I cycled past the Big Hole National Battlefield (1877) but didn't go in as I was two hours ahead of opening time.
The climb from Wisdom to the major pass of the day was 41 km. The first 36 km were very gentle and it was a lovely quiet ride through forested country. The final 5 km were steeper.
Three hours after starting the climb, I reached Chief Joseph Pass (elevation 2,207 m). This was my ninth crossing of the continental divide and I think is my last on this trip. It leaves me on the Pacific side of the watershed, which is where I want to be.
|Sally and Patsy, eastbound|
I had barely started my descent when I saw two women on recumbent bikes coming up the hill towards me.

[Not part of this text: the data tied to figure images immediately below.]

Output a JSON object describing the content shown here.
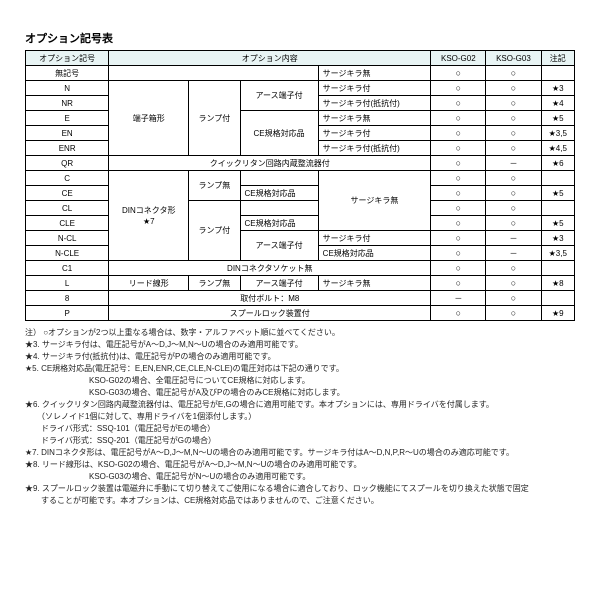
{
  "title": "オプション記号表",
  "header": {
    "code": "オプション記号",
    "content": "オプション内容",
    "g02": "KSO-G02",
    "g03": "KSO-G03",
    "note": "注記"
  },
  "circle": "○",
  "dash": "－",
  "star": "★",
  "rows": {
    "无記号": "無記号",
    "N": "N",
    "NR": "NR",
    "E": "E",
    "EN": "EN",
    "ENR": "ENR",
    "QR": "QR",
    "C": "C",
    "CE": "CE",
    "CL": "CL",
    "CLE": "CLE",
    "NCL": "N-CL",
    "NCLE": "N-CLE",
    "C1": "C1",
    "L": "L",
    "8": "8",
    "P": "P"
  },
  "content": {
    "terminal_box": "端子箱形",
    "lamp_on": "ランプ付",
    "lamp_off": "ランプ無",
    "earth": "アース端子付",
    "quick_return": "クイックリタン回路内蔵整流器付",
    "ce": "CE規格対応品",
    "surge_none": "サージキラ無",
    "surge_on": "サージキラ付",
    "surge_res": "サージキラ付(抵抗付)",
    "din": "DINコネクタ形",
    "din7": "★7",
    "din_sock": "DINコネクタソケット無",
    "lead": "リード線形",
    "bolt": "取付ボルト：M8",
    "spool": "スプールロック装置付"
  },
  "note_vals": {
    "n3": "★3",
    "n4": "★4",
    "n5": "★5",
    "n35": "★3,5",
    "n45": "★4,5",
    "n6": "★6",
    "n8": "★8",
    "n9": "★9"
  },
  "notes": {
    "lead": "注） ○オプションが2つ以上重なる場合は、数字・アルファベット順に並べてください。",
    "s3": "★3. サージキラ付は、電圧記号がA～D,J～M,N～Uの場合のみ適用可能です。",
    "s4": "★4. サージキラ付(抵抗付)は、電圧記号がPの場合のみ適用可能です。",
    "s5": "★5. CE規格対応品(電圧記号：E,EN,ENR,CE,CLE,N-CLE)の電圧対応は下記の通りです。",
    "s5b": "　　　　　　　　KSO-G02の場合、全電圧記号についてCE規格に対応します。",
    "s5c": "　　　　　　　　KSO-G03の場合、電圧記号がA及びPの場合のみCE規格に対応します。",
    "s6": "★6. クイックリタン回路内蔵整流器付は、電圧記号がE,Gの場合に適用可能です。本オプションには、専用ドライバを付属します。",
    "s6b": "　　（ソレノイド1個に対して、専用ドライバを1個添付します。）",
    "s6c": "　　ドライバ形式：SSQ-101（電圧記号がEの場合）",
    "s6d": "　　ドライバ形式：SSQ-201（電圧記号がGの場合）",
    "s7": "★7. DINコネクタ形は、電圧記号がA～D,J～M,N～Uの場合のみ適用可能です。サージキラ付はA～D,N,P,R～Uの場合のみ適応可能です。",
    "s8": "★8. リード線形は、KSO-G02の場合、電圧記号がA～D,J～M,N～Uの場合のみ適用可能です。",
    "s8b": "　　　　　　　　KSO-G03の場合、電圧記号がN～Uの場合のみ適用可能です。",
    "s9": "★9. スプールロック装置は電磁弁に手動にて切り替えてご使用になる場合に適合しており、ロック機能にてスプールを切り換えた状態で固定",
    "s9b": "　　することが可能です。本オプションは、CE規格対応品ではありませんので、ご注意ください。"
  }
}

They were Patsy and Sally. I knew about them from Andy's blog and had been looking out for them. They were pleased to have made it up the 11 km ascent without having to walk. (Going uphill is harder on a recumbent than an upright bike.) They are riding the TransAm Trail in annual segments of two weeks. They finish for this year today when they reach Wisdom.
The descent for me on the side they had come up was fantastic. This must surely be the longest and most enjoyable downhill of the whole trip. I had to concentrate, however, as the shoulder was strewn with fist-sized stones that had fallen from the cliff face on my right.
|Amy and Hans from The Netherlands|
At the foot of the hill, I met Dutch cyclists Hans and Amy about to start up it. They are riding from Jasper, AB to Yellowstone. They had some wet weather in Canada.
By this time I was ready for second breakfast and hurried on to Sula where the cafe in the country store has a well-deserved reputation as a good place to stop. I spoke briefly there to cyclist George, on his way to Illinois.
|East Fork of the Bitterroot River|
On this side of the pass I was in another of these scenic valleys, with the long range of the Bitterroot Mountains to my left and the Bitterroot River meandering from side to side of the road I was on.
Trapper Peak (elevation 3,095 m) is the highest mountain in the Bitterroot Range.
Further on I met Jeremy, riding the TransAm west to east as far as the vicinity of Richmond, VA where he will turn north towards Cape Cod. He had a remarkably light load on his bike, although he is carrying a tent, sleeping bag, and cook stove. I envied him for still having ahead of him the great cycling I have enjoyed over the past two months.
I reached Hamilton after a ride of 119 km with a comparatively short and easy day in prospect for tomorrow as I head for Missoula, headquarters of Adventure Cycling.